Les collemboles, petits arthropodes de moins de 2 mm, peuvent être plus présents dans les sols urbains car ces derniers concentrent beaucoup de matières organiques. Or, les collemboles sont une espèce qui contribue positivement à la qualité des sols, notamment en créant des microporosités et en dégradant la matière organique pour des sols plus fertiles. D’autres espèces plus sensibles aux pollutions ou à la modification de leur habitat auront plus de mal à trouver leur place en ville.”

 

Intégrer la vie du sol dès la phase de conception des projets

 

Julien Perrin, responsable de la marque Equo Vivo chez VINCI Construction, s’intéresse particulièrement à cette question de la prise en compte de la vie dans les sols pour la durabilité des projets de restauration de milieux urbains ou naturels.

 “Le temps long consacré à la restauration des écosystèmes est nécessaire.

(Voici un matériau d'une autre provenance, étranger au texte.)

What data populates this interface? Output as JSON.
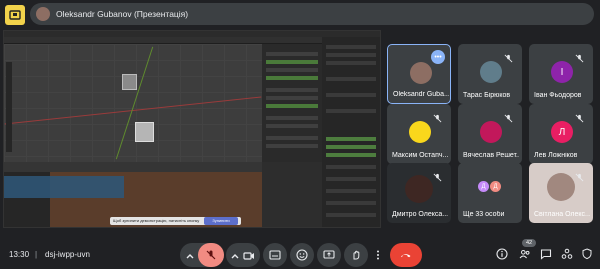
{
  "header": {
    "presenter_text": "Oleksandr Gubanov (Презентація)"
  },
  "shared_screen": {
    "tooltip": "Щоб зупинити демонстрацію, натисніть кнопку",
    "tooltip_button": "Зупинити"
  },
  "tiles": [
    {
      "name": "Oleksandr Guba...",
      "initial": "",
      "color": "#8d6e63"
    },
    {
      "name": "Тарас Бірюков",
      "initial": "",
      "color": "#607d8b"
    },
    {
      "name": "Іван Фьодоров",
      "initial": "І",
      "color": "#8e24aa"
    },
    {
      "name": "Максим Остапч...",
      "initial": "",
      "color": "#f9d71c"
    },
    {
      "name": "Вячеслав Решет...",
      "initial": "",
      "color": "#c2185b"
    },
    {
      "name": "Лев Ложніков",
      "initial": "Л",
      "color": "#e91e63"
    },
    {
      "name": "Дмитро Олекса...",
      "initial": "",
      "color": "#3e2723"
    },
    {
      "name": "Ще 33 особи",
      "initial": "Д",
      "color": "#c58af9"
    },
    {
      "name": "Світлана Олекс...",
      "initial": "",
      "color": "#d7ccc8"
    }
  ],
  "footer": {
    "time": "13:30",
    "separator": "|",
    "meeting_code": "dsj-iwpp-uvn",
    "participants_count": "42"
  },
  "colors": {
    "accent": "#8ab4f8",
    "end_call": "#ea4335",
    "mic_off": "#f28b82",
    "tile_bg": "#3c4043",
    "page_bg": "#202124"
  }
}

Faire revenir de manière durable la biodiversité sur un espace renaturé doit passer par un travail sur le sol, pour le rendre vivant et de nouveau fonctionnel.” souligne t-il. 

 

Sur les chantiers, les ingénieurs d’Equo Vivo essaient de valoriser et de réemployer au mieux la biomasse qui se trouve sur place. Par exemple, les produits issus des travaux forestiers de début de chantier peuvent être valorisés pour amender et enrichir les sols, sous forme de broyats, notamment sur les sols pauvres en matière organique. Parfois, le sol est aussi reconstitué avec de la terre végétale ou avec des solutions de complément de type compost.

Selon Julien Perrin, le sujet des sols vivants et de leur importance sur la durabilité des projets n’est pas encore systématiquement abordé dès la phase de conception des projets et intégré dans les calendriers de chantier.

 

“Mais on sent le sujet se développer, faire l’objet de groupes de travail et de réflexions auprès des scientifiques, des filières d’ingénierie ou du génie écologique, des bureaux d’études, des entreprises” poursuit-il. 

 

De son point de vue d’expert, la restauration de sols vivants est aujourd’hui un enjeu majeur et les projets en ce sens se développent beaucoup, sans que la compétence d’ingénierie ne soit assez développée et dense sur le territoire pour répondre à toutes les demandes. Il s’intéresse aux recherches menées sur ce sujet, notamment pour être en capacité d’argumenter auprès des maîtres d’ouvrage sur leur intérêt à prendre en compte l’ensemble des services rendus par ces écosystèmes restaurés.